I wish there were, though. I wish there were some data repository where I could locate docs who are "friendly" to me -- as well as the ones who are not sympathetic with me for religious reasons. I wish there were some place I go to could find out if the hospital I might be admitted at has nurses or janitors or lab techs who have the job of helping someone like me, might have some reason not to. I wish there were a database I could simply query to find a doctor who has no moral qualms about keeping me alive AND who is open to me being an ePatient -- using email and social networking and trusted online resources to better manage my own care.

I'm not trying to be discriminatory in a negative sense, but in a positive sense. Freedom requires responsibility, and what better way to foster responsibility, than by giving both caregivers and patients access to each others' ideological profiles? I am genuinely interested in ensuring that people of all faiths and outlooks have access to quality care that is consistent with their world view and values. I'm also genuinely interested in ensuring that doctors who walk a path of faith and who take that faith very seriously are able to practice medicine in a way that is consistent with their spiritual values. There are an awful lot of doctors in the world, with a variety of ideals and values. And there are many, many different patients with a wide range of beliefs. We just need to find each other more easily.

From where I'm sitting, the problem is not whether doctors and patients are properly regulated/protected or not... it's a matter of whether the right doctors are paired up with the right doctors. And vice versa.

Imagine if there were such a data store that was easily accessed, accurate, up-to-date, and easy to use -- then, at the 11th hour, when so much is on the line, well-paired doctors and patients alike would be able to provide and receive care that is consistent with both their needs and their consciences. They wouldn't have to have all sorts of extraneous (and possibly unnecessary) ideological dramas and crises over life-and-death issues (which are of course never easy to begin with). They could both know that they were dealing with another person who was on the same page as them, who both acknowledged, respected and understood their points of view. And being on the same page could clear away yet more of the anxiety that comes along with healthcare and relying on someone outside yourself for your continued well-being (or possibly death with dignity).

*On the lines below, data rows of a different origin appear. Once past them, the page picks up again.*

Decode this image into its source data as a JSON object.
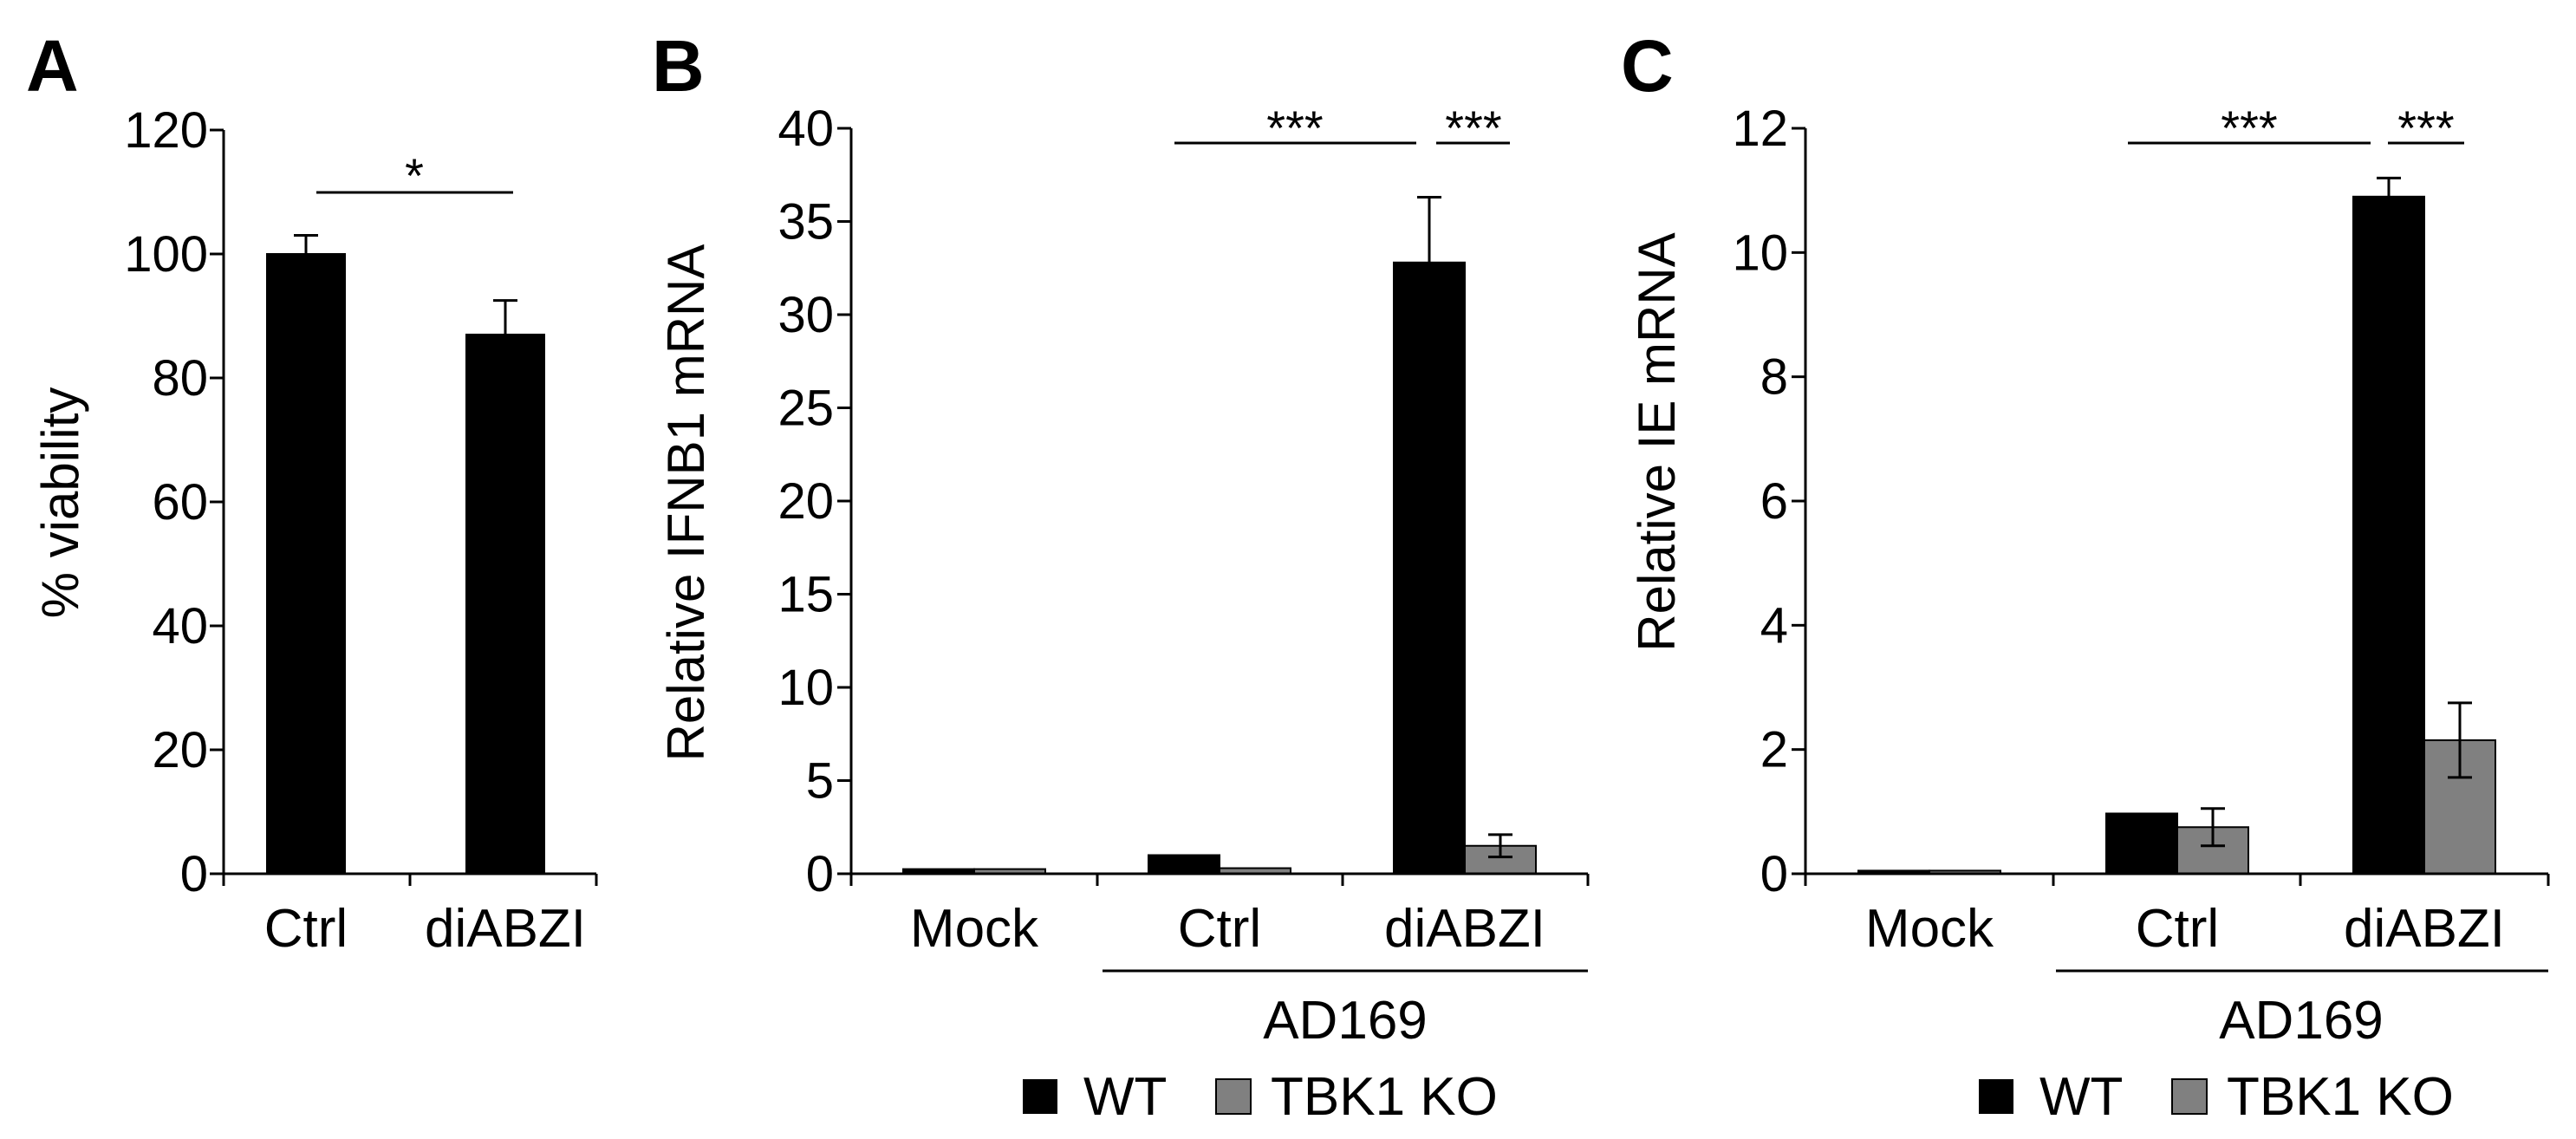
{
  "chart_data": [
    {
      "panel": "A",
      "type": "bar",
      "categories": [
        "Ctrl",
        "diABZI"
      ],
      "series": [
        {
          "values": [
            100,
            87
          ],
          "errors": [
            3,
            5.5
          ]
        }
      ],
      "ylabel": "% viability",
      "ylim": [
        0,
        120
      ],
      "yticks": [
        "0",
        "20",
        "40",
        "60",
        "80",
        "100",
        "120"
      ],
      "significance": [
        {
          "from": "Ctrl",
          "to": "diABZI",
          "label": "*"
        }
      ],
      "colors": {
        "series": [
          "#000000"
        ]
      }
    },
    {
      "panel": "B",
      "type": "bar",
      "categories": [
        "Mock",
        "Ctrl",
        "diABZI"
      ],
      "group_label": "AD169",
      "grouped_categories": [
        "Ctrl",
        "diABZI"
      ],
      "series": [
        {
          "name": "WT",
          "values": [
            0.25,
            1.0,
            32.8
          ],
          "errors": [
            0,
            0,
            3.5
          ]
        },
        {
          "name": "TBK1 KO",
          "values": [
            0.25,
            0.3,
            1.5
          ],
          "errors": [
            0,
            0,
            0.6
          ]
        }
      ],
      "ylabel": "Relative IFNB1 mRNA",
      "ylim": [
        0,
        40
      ],
      "yticks": [
        "0",
        "5",
        "10",
        "15",
        "20",
        "25",
        "30",
        "35",
        "40"
      ],
      "significance": [
        {
          "from": "Ctrl",
          "to": "diABZI WT",
          "label": "***"
        },
        {
          "from": "diABZI WT",
          "to": "diABZI TBK1 KO",
          "label": "***"
        }
      ],
      "legend": [
        "WT",
        "TBK1 KO"
      ],
      "colors": {
        "series": [
          "#000000",
          "#808080"
        ]
      }
    },
    {
      "panel": "C",
      "type": "bar",
      "categories": [
        "Mock",
        "Ctrl",
        "diABZI"
      ],
      "group_label": "AD169",
      "grouped_categories": [
        "Ctrl",
        "diABZI"
      ],
      "series": [
        {
          "name": "WT",
          "values": [
            0.05,
            0.97,
            10.9
          ],
          "errors": [
            0,
            0,
            0.3
          ]
        },
        {
          "name": "TBK1 KO",
          "values": [
            0.05,
            0.75,
            2.15
          ],
          "errors": [
            0,
            0.3,
            0.6
          ]
        }
      ],
      "ylabel": "Relative IE mRNA",
      "ylim": [
        0,
        12
      ],
      "yticks": [
        "0",
        "2",
        "4",
        "6",
        "8",
        "10",
        "12"
      ],
      "significance": [
        {
          "from": "Ctrl",
          "to": "diABZI WT",
          "label": "***"
        },
        {
          "from": "diABZI WT",
          "to": "diABZI TBK1 KO",
          "label": "***"
        }
      ],
      "legend": [
        "WT",
        "TBK1 KO"
      ],
      "colors": {
        "series": [
          "#000000",
          "#808080"
        ]
      }
    }
  ]
}
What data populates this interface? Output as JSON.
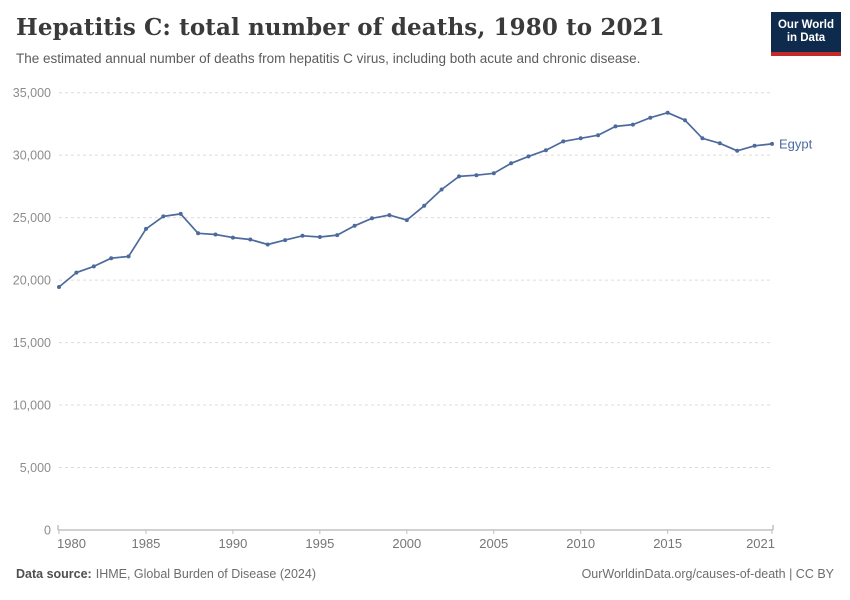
{
  "header": {
    "title": "Hepatitis C: total number of deaths, 1980 to 2021",
    "subtitle": "The estimated annual number of deaths from hepatitis C virus, including both acute and chronic disease.",
    "logo": {
      "line1": "Our World",
      "line2": "in Data",
      "bg_color": "#0e2a4c",
      "accent_color": "#c32b2b"
    }
  },
  "chart_data": {
    "type": "line",
    "title": "Hepatitis C: total number of deaths, 1980 to 2021",
    "x": [
      1980,
      1981,
      1982,
      1983,
      1984,
      1985,
      1986,
      1987,
      1988,
      1989,
      1990,
      1991,
      1992,
      1993,
      1994,
      1995,
      1996,
      1997,
      1998,
      1999,
      2000,
      2001,
      2002,
      2003,
      2004,
      2005,
      2006,
      2007,
      2008,
      2009,
      2010,
      2011,
      2012,
      2013,
      2014,
      2015,
      2016,
      2017,
      2018,
      2019,
      2020,
      2021
    ],
    "series": [
      {
        "name": "Egypt",
        "color": "#4c6a9c",
        "values": [
          19450,
          20600,
          21100,
          21750,
          21900,
          24100,
          25100,
          25300,
          23750,
          23650,
          23400,
          23250,
          22850,
          23200,
          23550,
          23450,
          23600,
          24350,
          24950,
          25200,
          24800,
          25950,
          27250,
          28300,
          28400,
          28550,
          29350,
          29900,
          30400,
          31100,
          31350,
          31600,
          32300,
          32450,
          33000,
          33400,
          32800,
          31350,
          30950,
          30350,
          30750,
          30900
        ]
      }
    ],
    "xlabel": "",
    "ylabel": "",
    "xlim": [
      1980,
      2021
    ],
    "ylim": [
      0,
      35000
    ],
    "yticks": [
      0,
      5000,
      10000,
      15000,
      20000,
      25000,
      30000,
      35000
    ],
    "ytick_labels": [
      "0",
      "5,000",
      "10,000",
      "15,000",
      "20,000",
      "25,000",
      "30,000",
      "35,000"
    ],
    "xticks": [
      1980,
      1985,
      1990,
      1995,
      2000,
      2005,
      2010,
      2015,
      2021
    ],
    "xtick_labels": [
      "1980",
      "1985",
      "1990",
      "1995",
      "2000",
      "2005",
      "2010",
      "2015",
      "2021"
    ],
    "grid": "horizontal-dashed",
    "legend_position": "end-of-line-label",
    "end_label": "Egypt",
    "marker": "dot"
  },
  "footer": {
    "source_label": "Data source:",
    "source_text": "IHME, Global Burden of Disease (2024)",
    "link_text": "OurWorldinData.org/causes-of-death | CC BY"
  }
}
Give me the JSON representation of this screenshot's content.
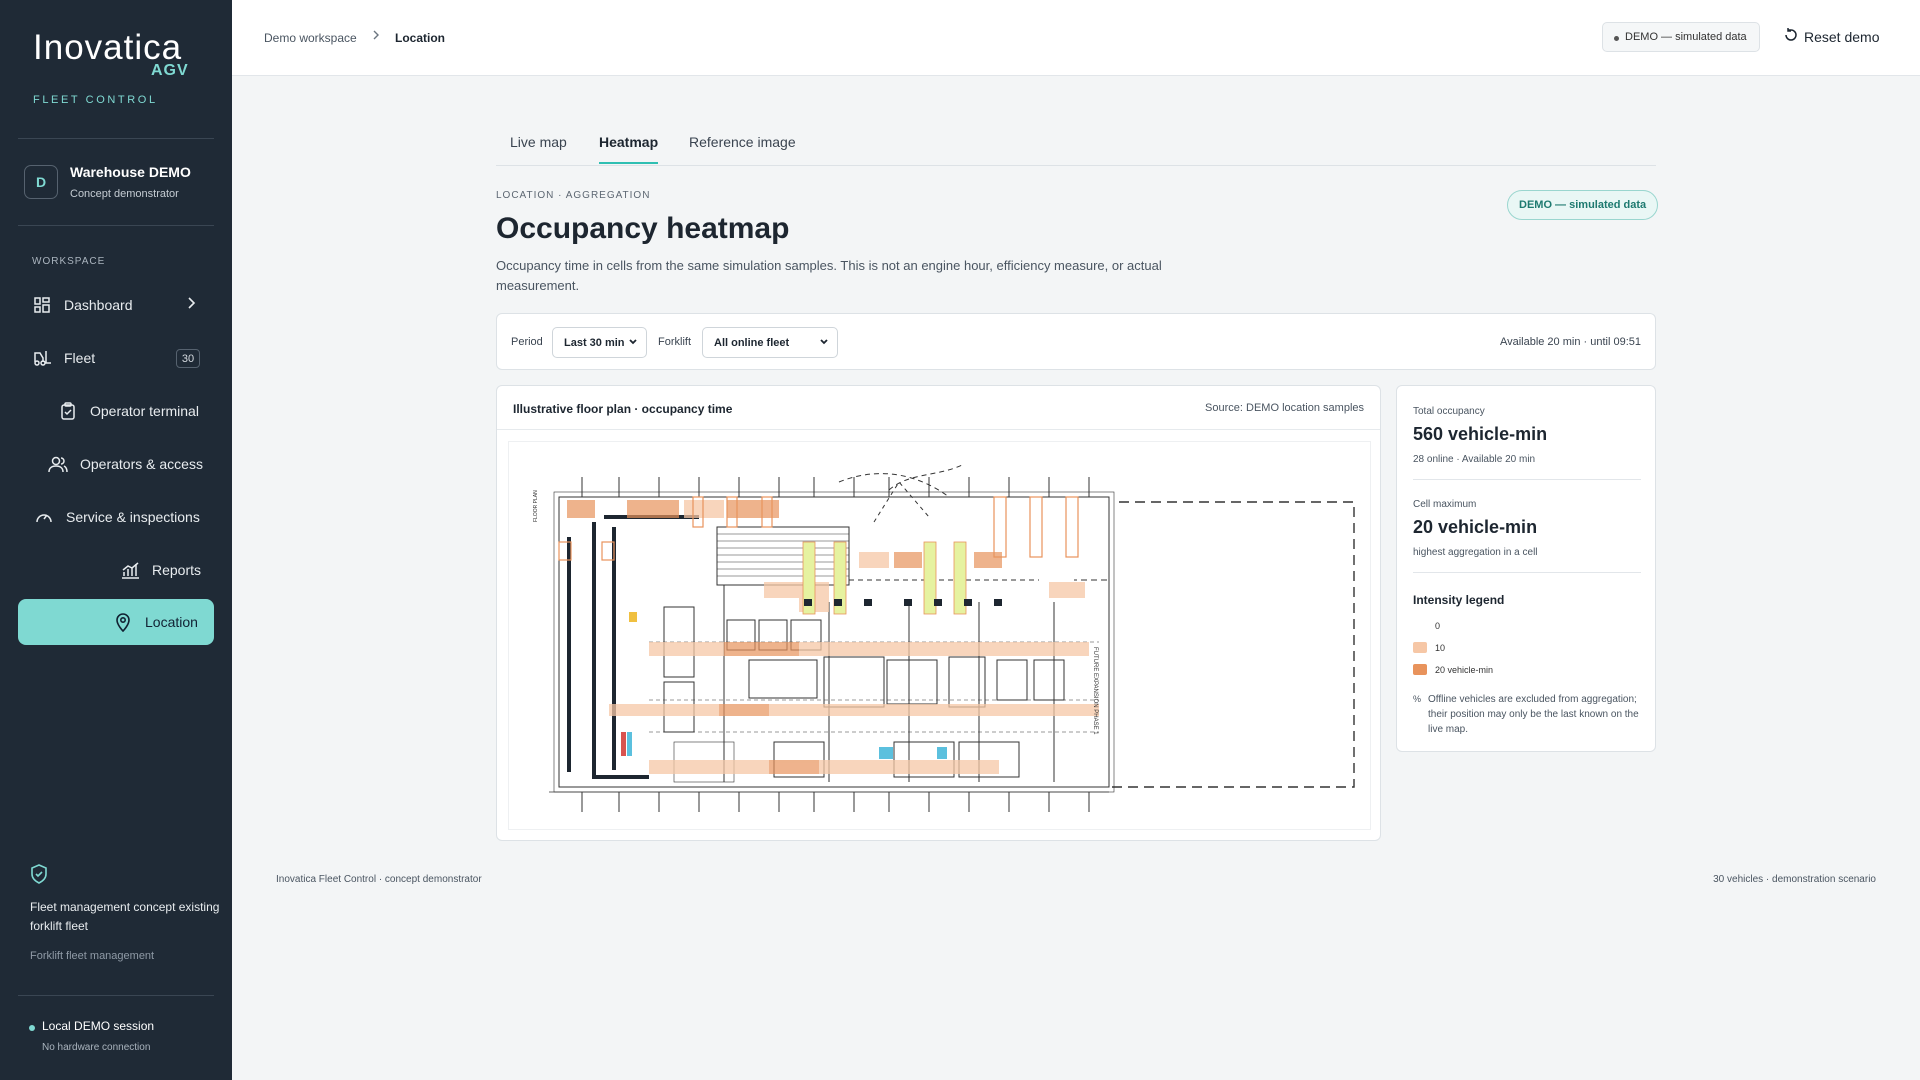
{
  "brand": {
    "name": "Inovatica",
    "suffix": "AGV",
    "tagline": "FLEET CONTROL"
  },
  "workspace": {
    "initial": "D",
    "name": "Warehouse DEMO",
    "subtitle": "Concept demonstrator"
  },
  "sidebar": {
    "section_title": "WORKSPACE",
    "items": [
      {
        "label": "Dashboard",
        "icon": "grid-icon",
        "has_chevron": true
      },
      {
        "label": "Fleet",
        "icon": "forklift-icon",
        "badge": "30"
      },
      {
        "label": "Operator terminal",
        "icon": "clipboard-check-icon"
      },
      {
        "label": "Operators & access",
        "icon": "users-icon"
      },
      {
        "label": "Service & inspections",
        "icon": "gauge-icon"
      },
      {
        "label": "Reports",
        "icon": "chart-icon"
      },
      {
        "label": "Location",
        "icon": "map-pin-icon",
        "active": true
      }
    ],
    "concept_title": "Fleet management concept existing forklift fleet",
    "concept_sub": "Forklift fleet management",
    "session_title": "Local DEMO session",
    "session_sub": "No hardware connection"
  },
  "topbar": {
    "breadcrumb": [
      "Demo workspace",
      "Location"
    ],
    "demo_pill": "DEMO — simulated data",
    "reset_label": "Reset demo"
  },
  "tabs": [
    "Live map",
    "Heatmap",
    "Reference image"
  ],
  "active_tab": "Heatmap",
  "page": {
    "eyebrow": "LOCATION · AGGREGATION",
    "title": "Occupancy heatmap",
    "description": "Occupancy time in cells from the same simulation samples. This is not an engine hour, efficiency measure, or actual measurement.",
    "demo_badge": "DEMO — simulated data"
  },
  "filters": {
    "period_label": "Period",
    "period_value": "Last 30 min",
    "forklift_label": "Forklift",
    "forklift_value": "All online fleet",
    "availability": "Available 20 min · until 09:51"
  },
  "map": {
    "title": "Illustrative floor plan · occupancy time",
    "source": "Source: DEMO location samples",
    "text_future": "FUTURE EXPANSION PHASE 1",
    "text_floorplan": "FLOOR PLAN"
  },
  "stats": {
    "total_label": "Total occupancy",
    "total_value": "560 vehicle-min",
    "total_sub": "28 online · Available 20 min",
    "max_label": "Cell maximum",
    "max_value": "20 vehicle-min",
    "max_sub": "highest aggregation in a cell",
    "legend_title": "Intensity legend",
    "legend": [
      {
        "label": "0",
        "color": "#ffffff"
      },
      {
        "label": "10",
        "color": "#f6c7a6"
      },
      {
        "label": "20 vehicle-min",
        "color": "#e8935c"
      }
    ],
    "note_marker": "%",
    "note": "Offline vehicles are excluded from aggregation; their position may only be the last known on the live map."
  },
  "footer": {
    "left": "Inovatica Fleet Control · concept demonstrator",
    "right": "30 vehicles · demonstration scenario"
  },
  "colors": {
    "sidebar": "#1f2a36",
    "accent": "#7fd9d2",
    "heat_low": "#f6c7a6",
    "heat_high": "#e8935c",
    "highlight": "#e6f2a0"
  }
}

If a doctor or nurse or technician is not going to treat me because they firmly believe that the way I live my life is not in keeping with God's will for humanity, and they also believe that life in the hereafter is far more important than life on this earth, I have no argument with that. I understand many people feel that way, and I don't want to deny them their right to live consistent with their faith.

But at the very least, I want to know about it ahead of time, so I have a fighting chance to stay alive with the help of someone who won't deny me care, based on my "lifestyle choices."